Pian piano, la stranezza della situazione comincia a imporsi. In anni passati e in tutte le stagioni, anche sotto la neve, lo spettacolo della natura arrivava filtrato da quello della folla: decine di migliaia di persone colorate e vocianti in tutte le lingue (l’italiano era molto popolare), fra le quali occorreva districarsi e dietro le quali occorreva attendere pazientemente in fila per cogliere un barlume dell’abisso. Quando la neve non c’era, come adesso, scorrevano regolari i pullman per chi preferiva lasciarsi trasportare da una photo opportunity all’altra e le code per salirvi duravano un’ora; chi invece voleva camminare doveva scansare costantemente altri escursionisti. Il tono emotivo dell’intera vicenda era dominato dalla fretta: di raggiungere le destinazioni previste, di godere del panorama nei brevi istanti concessi dalla calca, di scattare un selfie prima che qualcun altro s’infilasse nell’inquadratura. Questo, però, era allora. Ora è tutto diverso.
Ora ci si muove in solitudine; se dopo un quarto d’ora s’incontra qualcuno, lo si saluta con simpatia e poi si prosegue per la propria strada, accompagnati soltanto da rocce millenarie e vegetazione fiorente. Le alci timide, che in circostanze «normali» sarebbero messe in fuga dal trambusto, brucano tranquille e si lasciano avvicinare. Regna il silenzio, reso più avvolgente dall’occasionale ronzio del vento o dallo strillo di un rapace, e in questo silenzio tutto sembra trovare, miracolosamente, il suo posto. Le rocce millenarie si assestano in una dimensione di raccoglimento che è loro consona; la vegetazione fiorente è in placida attesa dell’aria e della luce che la faranno fiorire anche domani. Due dei sensi della parola «tempo» s’incrociano e si rafforzano reciprocamente: il tempo come durata si estende sereno perché il tempo come ritmo, come scansione, ha rallentato il suo corso. E in un tempo rallentato a dovere gli eoni che hanno costruito il Canyon non sono più una curiosità un po’ frivola, un numero astronomico quanto incomprensibile: sono una presenza maestosa e incombente; se ne avverte la forza insieme cosmica e ctonia, quella forza che nel frastuono si nasconde, come si nascondono le timide alci.

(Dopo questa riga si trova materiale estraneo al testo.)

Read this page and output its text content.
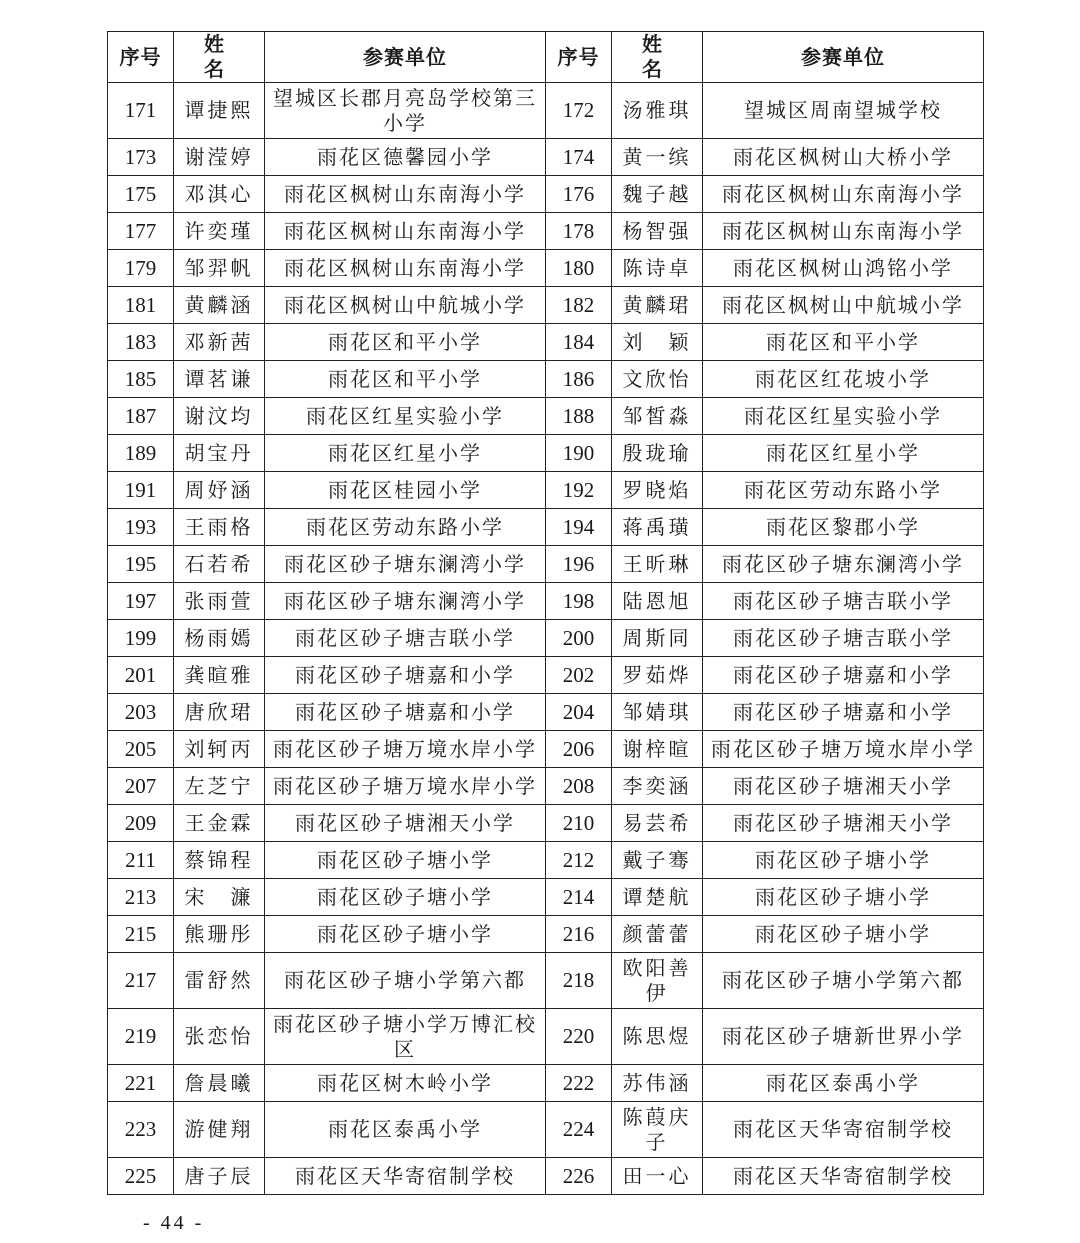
序号	姓　名	参赛单位	序号	姓　名	参赛单位
171	谭捷熙	望城区长郡月亮岛学校第三小学	172	汤雅琪	望城区周南望城学校
173	谢滢婷	雨花区德馨园小学	174	黄一缤	雨花区枫树山大桥小学
175	邓淇心	雨花区枫树山东南海小学	176	魏子越	雨花区枫树山东南海小学
177	许奕瑾	雨花区枫树山东南海小学	178	杨智强	雨花区枫树山东南海小学
179	邹羿帆	雨花区枫树山东南海小学	180	陈诗卓	雨花区枫树山鸿铭小学
181	黄麟涵	雨花区枫树山中航城小学	182	黄麟珺	雨花区枫树山中航城小学
183	邓新茜	雨花区和平小学	184	刘　颖	雨花区和平小学
185	谭茗谦	雨花区和平小学	186	文欣怡	雨花区红花坡小学
187	谢汶均	雨花区红星实验小学	188	邹皙淼	雨花区红星实验小学
189	胡宝丹	雨花区红星小学	190	殷珑瑜	雨花区红星小学
191	周妤涵	雨花区桂园小学	192	罗晓焰	雨花区劳动东路小学
193	王雨格	雨花区劳动东路小学	194	蒋禹璜	雨花区黎郡小学
195	石若希	雨花区砂子塘东澜湾小学	196	王昕琳	雨花区砂子塘东澜湾小学
197	张雨萱	雨花区砂子塘东澜湾小学	198	陆恩旭	雨花区砂子塘吉联小学
199	杨雨嫣	雨花区砂子塘吉联小学	200	周斯同	雨花区砂子塘吉联小学
201	龚暄雅	雨花区砂子塘嘉和小学	202	罗茹烨	雨花区砂子塘嘉和小学
203	唐欣珺	雨花区砂子塘嘉和小学	204	邹婧琪	雨花区砂子塘嘉和小学
205	刘轲丙	雨花区砂子塘万境水岸小学	206	谢梓暄	雨花区砂子塘万境水岸小学
207	左芝宁	雨花区砂子塘万境水岸小学	208	李奕涵	雨花区砂子塘湘天小学
209	王金霖	雨花区砂子塘湘天小学	210	易芸希	雨花区砂子塘湘天小学
211	蔡锦程	雨花区砂子塘小学	212	戴子骞	雨花区砂子塘小学
213	宋　濂	雨花区砂子塘小学	214	谭楚航	雨花区砂子塘小学
215	熊珊彤	雨花区砂子塘小学	216	颜蕾蕾	雨花区砂子塘小学
217	雷舒然	雨花区砂子塘小学第六都	218	欧阳善伊	雨花区砂子塘小学第六都
219	张恋怡	雨花区砂子塘小学万博汇校区	220	陈思煜	雨花区砂子塘新世界小学
221	詹晨曦	雨花区树木岭小学	222	苏伟涵	雨花区泰禹小学
223	游健翔	雨花区泰禹小学	224	陈葭庆子	雨花区天华寄宿制学校
225	唐子辰	雨花区天华寄宿制学校	226	田一心	雨花区天华寄宿制学校
- 44 -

La natura si è fatta avanti e ha pronunciato la sua legge, perché gli umani hanno paura. Nessuno ha proibito loro di venire qui; se fossero venuti come al solito, avrebbero creato qualche problema, sarebbe stato necessario indossare maschere anche fuori dalla lobby dell’albergo e praticare il distanziamento sociale, si sarebbero dovute ordinare più pizze surgelate e lattine di zuppa, ma ci si sarebbe arrangiati. Invece hanno deciso di non venire; ciò ha conferito a chi è venuto un piccolo privilegio, ma soprattutto ha liberato questo gigantesco contenitore dalla nostra comune invadenza, ha restituito l’ambiente alla sua pace infinita, lo ha calato nell’atmosfera di devozione familiare alle molte tribù native americane che vi abitavano, prima che Cárdenas lo «scoprisse», che Theodore Roosevelt ne facesse sterminare puma, lupi e aquile, che i tour organizzati lo trasformassero in uno stereotipo noto anche a chi non c’è mai stato.

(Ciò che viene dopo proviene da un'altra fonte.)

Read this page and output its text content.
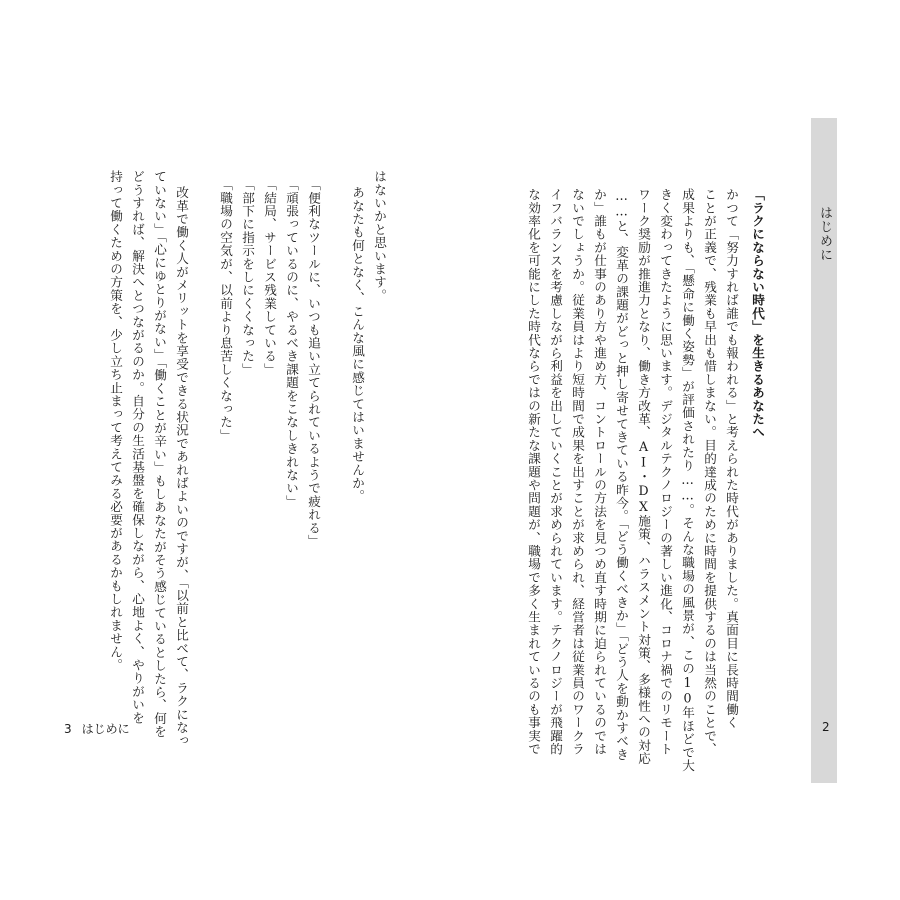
はじめに
「ラクにならない時代」を生きるあなたへ
かつて「努力すれば誰でも報われる」と考えられた時代がありました。真面目に長時間働く
ことが正義で、残業も早出も惜しまない。目的達成のために時間を提供するのは当然のことで、
成果よりも、「懸命に働く姿勢」が評価されたり……。そんな職場の風景が、この10年ほどで大
きく変わってきたように思います。デジタルテクノロジーの著しい進化、コロナ禍でのリモート
ワーク奨励が推進力となり、働き方改革、AI・DX施策、ハラスメント対策、多様性への対応
……と、変革の課題がどっと押し寄せてきている昨今。「どう働くべきか」「どう人を動かすべき
か」誰もが仕事のあり方や進め方、コントロールの方法を見つめ直す時期に迫られているのでは
ないでしょうか。従業員はより短時間で成果を出すことが求められ、経営者は従業員のワークラ
イフバランスを考慮しながら利益を出していくことが求められています。テクノロジーが飛躍的
な効率化を可能にした時代ならではの新たな課題や問題が、職場で多く生まれているのも事実で	2
はないかと思います。
あなたも何となく、こんな風に感じてはいませんか。
「便利なツールに、いつも追い立てられているようで疲れる」
「頑張っているのに、やるべき課題をこなしきれない」
「結局、サービス残業している」
「部下に指示をしにくくなった」
「職場の空気が、以前より息苦しくなった」
改革で働く人がメリットを享受できる状況であればよいのですが、「以前と比べて、ラクになっ
ていない」「心にゆとりがない」「働くことが辛い」もしあなたがそう感じているとしたら、何を
どうすれば、解決へとつながるのか。自分の生活基盤を確保しながら、心地よく、やりがいを
持って働くための方策を、少し立ち止まって考えてみる必要があるかもしれません。
3 はじめに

È paradossale che un umano si congratuli per la quiete dovuta all’assenza degli umani e giunga ad auspicare che continui la loro lontananza da un sito di tale sacralità. Ma solo per caso mi sono sentito un umano in questi giorni, e comunque non ero io a contare. Erano le aquile (che sono tornate), erano le alci, erano le rupi scavate dal fiume, finalmente padrone a casa loro.